The film was based on a play by St. John Legh Clowes. It debuted in a small theatre in London that had specialised in Grand Guignol plays and was so popular it was transferred to the West End in 1946, where it was a hit.   Director Sam Woods wanted to buy the film rights.  Film rights were purchased by Sydney Box. 
There were plans to produce the play on Broadway starring Francis Lederer but this did not happen. 
It was one of the first films made at Gainsborough Pictures after Sydney Box took over as head of production. The adaptation was very faithful to the script. 
Filming took place in late 1946.  It was produced by Sydney's sister Betty. 
The film was shot as Islington Studios. 
The cast included two young actors whom Box was trying to build into stars, Maxwell Reed and Hazel Court.  Both were from his acting company, The Company of Youth. 

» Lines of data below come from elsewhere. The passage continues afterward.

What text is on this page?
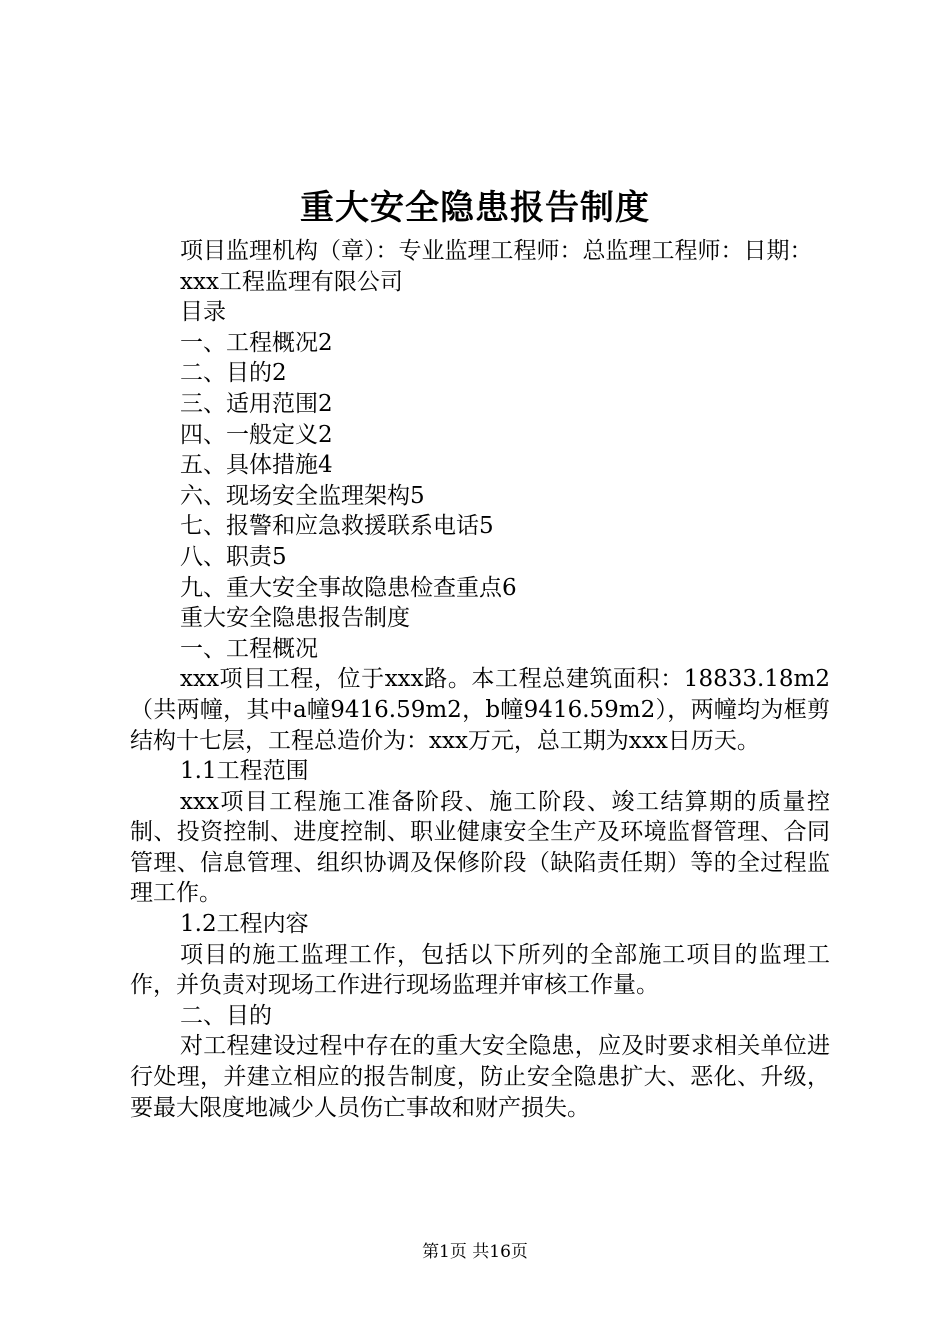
重大安全隐患报告制度

项目监理机构（章）：专业监理工程师：总监理工程师：日期：

xxx工程监理有限公司

目录

一、工程概况2

二、目的2

三、适用范围2

四、一般定义2

五、具体措施4

六、现场安全监理架构5

七、报警和应急救援联系电话5

八、职责5

九、重大安全事故隐患检查重点6

重大安全隐患报告制度

一、工程概况

xxx项目工程，位于xxx路。本工程总建筑面积：18833.18m2（共两幢，其中a幢9416.59m2，b幢9416.59m2），两幢均为框剪结构十七层，工程总造价为：xxx万元，总工期为xxx日历天。

1.1工程范围

xxx项目工程施工准备阶段、施工阶段、竣工结算期的质量控制、投资控制、进度控制、职业健康安全生产及环境监督管理、合同管理、信息管理、组织协调及保修阶段（缺陷责任期）等的全过程监理工作。

1.2工程内容

项目的施工监理工作，包括以下所列的全部施工项目的监理工作，并负责对现场工作进行现场监理并审核工作量。

二、目的

对工程建设过程中存在的重大安全隐患，应及时要求相关单位进行处理，并建立相应的报告制度，防止安全隐患扩大、恶化、升级，要最大限度地减少人员伤亡事故和财产损失。

第1页 共16页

The film was well-received for its tautness and ingenuity, with one reviewer noting: "Dear Murderer is a shrewd, semi-psychological thriller with Eric Portman, a well-known menace...being sinister to the height of his bent. The plot is good and chilling."  It also received positive notices on its release in the U.S.: "Another masterful picture from overseas, a carefully plotted dramatic thriller which revolves very neatly about the commission of the perfect crime." 
The movie was given a Royal Command Performance in Oslo, Norway.  (Star Greta Gynt was Norwegian.)
The movie featured in a trial. Arthur Colyer was arrested for attempted murder of his wife. His wife was accused of passing off the plot for Dear Murderer as evidence, although she denied it. 
The play was adapted for British TV in 1949 and 1957, and for German TV in 1972.
Dan O'Herlihy performed the role on stage in Los Angeles in 1955.